The 12th Night Revellers parade and tableaux for 1871 were even more splendid than the year before. Designed by the great Charles Briton it was entitled Mother Goose’s Tea Party. A mixture of floats, costumed marchers and “big heads” it was reported that “when it was found that the pageant was to represent the characters whom Mother Goose has made immortal, the delight of the spectators can better be imagined than described… “. The reporter goes on to say that “each new tableau was greeted with shouts of enthusiastic recognition from the innumerable throng.” Some of that enthusiastic shouts of recognition may have been because being Briton and being Carnival many of the characters made satirical reference to civic, state and national figures – popular and more often otherwise.
These charming sketches by Briton are amongst the earliest that have survived of Mardi Gras parade designs.
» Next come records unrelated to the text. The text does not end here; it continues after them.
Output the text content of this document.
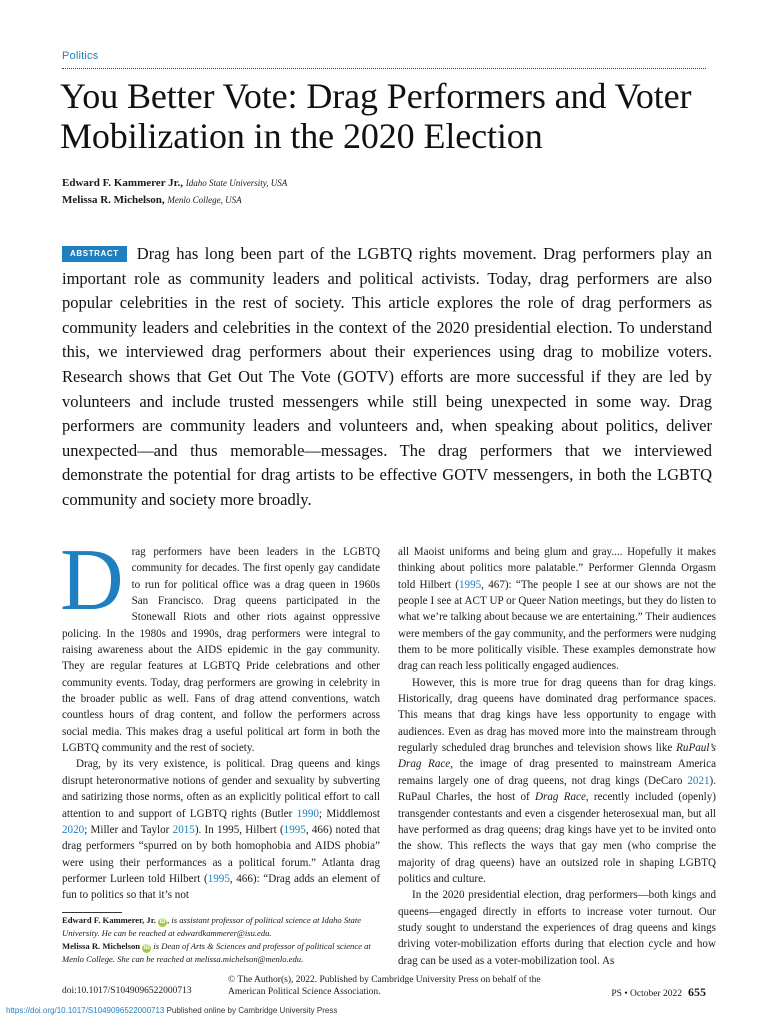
Politics
You Better Vote: Drag Performers and Voter Mobilization in the 2020 Election
Edward F. Kammerer Jr., Idaho State University, USA
Melissa R. Michelson, Menlo College, USA
ABSTRACT Drag has long been part of the LGBTQ rights movement. Drag performers play an important role as community leaders and political activists. Today, drag performers are also popular celebrities in the rest of society. This article explores the role of drag performers as community leaders and celebrities in the context of the 2020 presidential election. To understand this, we interviewed drag performers about their experiences using drag to mobilize voters. Research shows that Get Out The Vote (GOTV) efforts are more successful if they are led by volunteers and include trusted messengers while still being unexpected in some way. Drag performers are community leaders and volunteers and, when speaking about politics, deliver unexpected—and thus memorable—messages. The drag performers that we interviewed demonstrate the potential for drag artists to be effective GOTV messengers, in both the LGBTQ community and society more broadly.

Drag performers have been leaders in the LGBTQ community for decades. The first openly gay candidate to run for political office was a drag queen in 1960s San Francisco. Drag queens participated in the Stonewall Riots and other riots against oppressive policing. In the 1980s and 1990s, drag performers were integral to raising awareness about the AIDS epidemic in the gay community. They are regular features at LGBTQ Pride celebrations and other community events. Today, drag performers are growing in celebrity in the broader public as well. Fans of drag attend conventions, watch countless hours of drag content, and follow the performers across social media. This makes drag a useful political art form in both the LGBTQ community and the rest of society.

Drag, by its very existence, is political. Drag queens and kings disrupt heteronormative notions of gender and sexuality by subverting and satirizing those norms, often as an explicitly political effort to call attention to and support of LGBTQ rights (Butler 1990; Middlemost 2020; Miller and Taylor 2015). In 1995, Hilbert (1995, 466) noted that drag performers “spurred on by both homophobia and AIDS phobia” were using their performances as a political forum.” Atlanta drag performer Lurleen told Hilbert (1995, 466): “Drag adds an element of fun to politics so that it’s not

all Maoist uniforms and being glum and gray.... Hopefully it makes thinking about politics more palatable.” Performer Glennda Orgasm told Hilbert (1995, 467): “The people I see at our shows are not the people I see at ACT UP or Queer Nation meetings, but they do listen to what we’re talking about because we are entertaining.” Their audiences were members of the gay community, and the performers were nudging them to be more politically visible. These examples demonstrate how drag can reach less politically engaged audiences.

However, this is more true for drag queens than for drag kings. Historically, drag queens have dominated drag performance spaces. This means that drag kings have less opportunity to engage with audiences. Even as drag has moved more into the mainstream through regularly scheduled drag brunches and television shows like RuPaul’s Drag Race, the image of drag presented to mainstream America remains largely one of drag queens, not drag kings (DeCaro 2021). RuPaul Charles, the host of Drag Race, recently included (openly) transgender contestants and even a cisgender heterosexual man, but all have performed as drag queens; drag kings have yet to be invited onto the show. This reflects the ways that gay men (who comprise the majority of drag queens) have an outsized role in shaping LGBTQ politics and culture.

In the 2020 presidential election, drag performers—both kings and queens—engaged directly in efforts to increase voter turnout. Our study sought to understand the experiences of drag queens and kings driving voter-mobilization efforts during that election cycle and how drag can be used as a voter-mobilization tool. As

Edward F. Kammerer, Jr. iD , is assistant professor of political science at Idaho State University. He can be reached at edwardkammerer@isu.edu.
Melissa R. Michelson iD is Dean of Arts & Sciences and professor of political science at Menlo College. She can be reached at melissa.michelson@menlo.edu.
© The Author(s), 2022. Published by Cambridge University Press on behalf of the American Political Science Association.
doi:10.1017/S1049096522000713	PS • October 2022 655
https://doi.org/10.1017/S1049096522000713 Published online by Cambridge University Press
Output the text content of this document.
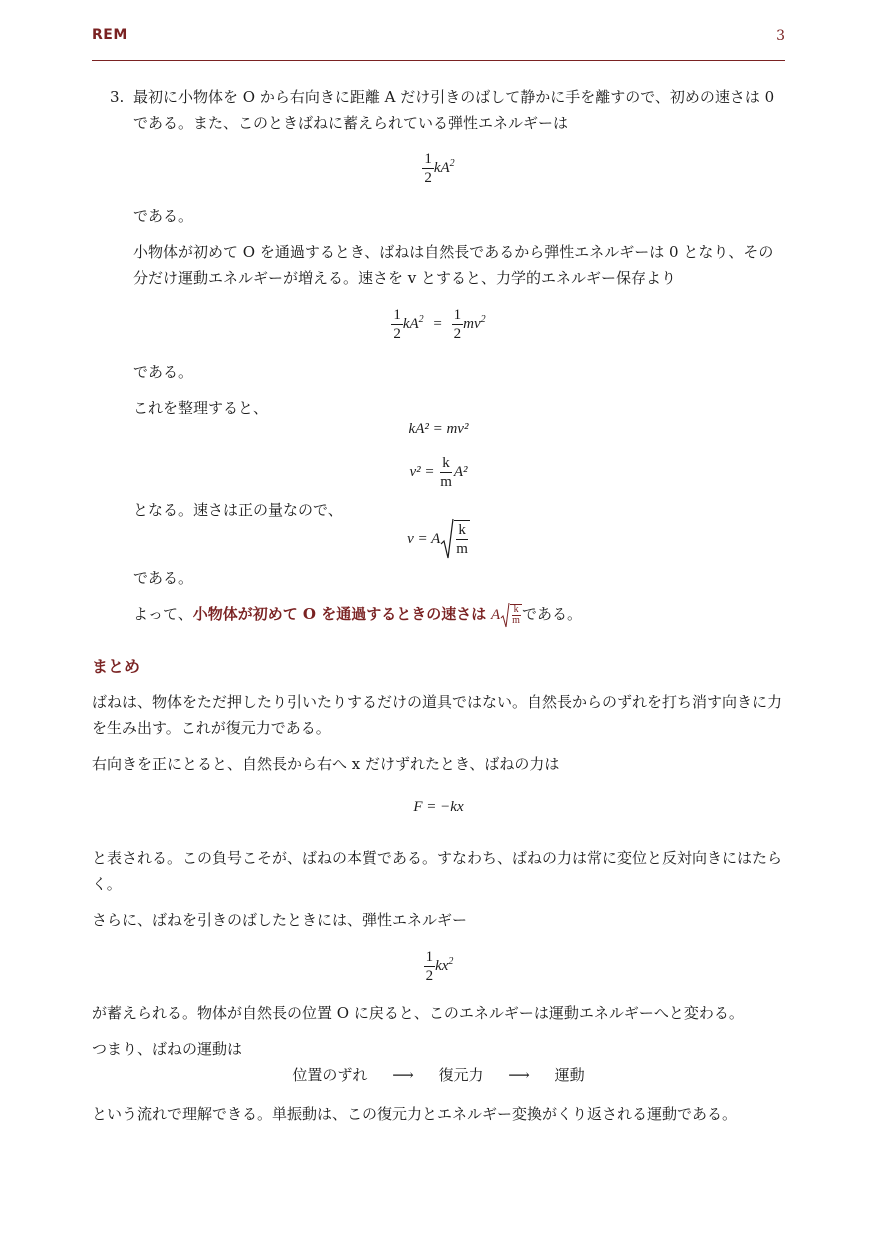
REM	3
3. 最初に小物体を O から右向きに距離 A だけ引きのばして静かに手を離すので、初めの速さは 0 である。また、このときばねに蓄えられている弾性エネルギーは
$\frac{1}{2} kA^2$
である。
小物体が初めて O を通過するとき、ばねは自然長であるから弾性エネルギーは 0 となり、その分だけ運動エネルギーが増える。速さを v とすると、力学的エネルギー保存より
$\frac{1}{2} kA^2 = \frac{1}{2} mv^2$
である。
これを整理すると、
kA² = mv²
$v^2 = \frac{k}{m} A^2$
となる。速さは正の量なので、
v = A $\frac{k}{m}$
である。
よって、小物体が初めて O を通過するときの速さは A $\frac{k}{m}$ である。
まとめ
ばねは、物体をただ押したり引いたりするだけの道具ではない。自然長からのずれを打ち消す向きに力を生み出す。これが復元力である。
右向きを正にとると、自然長から右へ x だけずれたとき、ばねの力は
F = −kx
と表される。この負号こそが、ばねの本質である。すなわち、ばねの力は常に変位と反対向きにはたらく。
さらに、ばねを引きのばしたときには、弾性エネルギー
$\frac{1}{2} kx^2$
が蓄えられる。物体が自然長の位置 O に戻ると、このエネルギーは運動エネルギーへと変わる。
つまり、ばねの運動は
位置のずれ ⟶ 復元力 ⟶ 運動
という流れで理解できる。単振動は、この復元力とエネルギー変換がくり返される運動である。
Any satirical references, and in the years of Reconstruction the parades were a constant source of political comment, are lost to us today. A life click will take you to a slideshow for a closer look.
Our reporter makes no mention of the choosing of a Queen or indeed the good manners of the fools. He does tell us that, “At the Opera House, the tableaux elicited the warmest applause, from one of the most brilliant audiences ever gathered within its walls. The ball which wound up the entertainment was a joyous termination to an event which will ever be pleasantly remembered by all who were present.”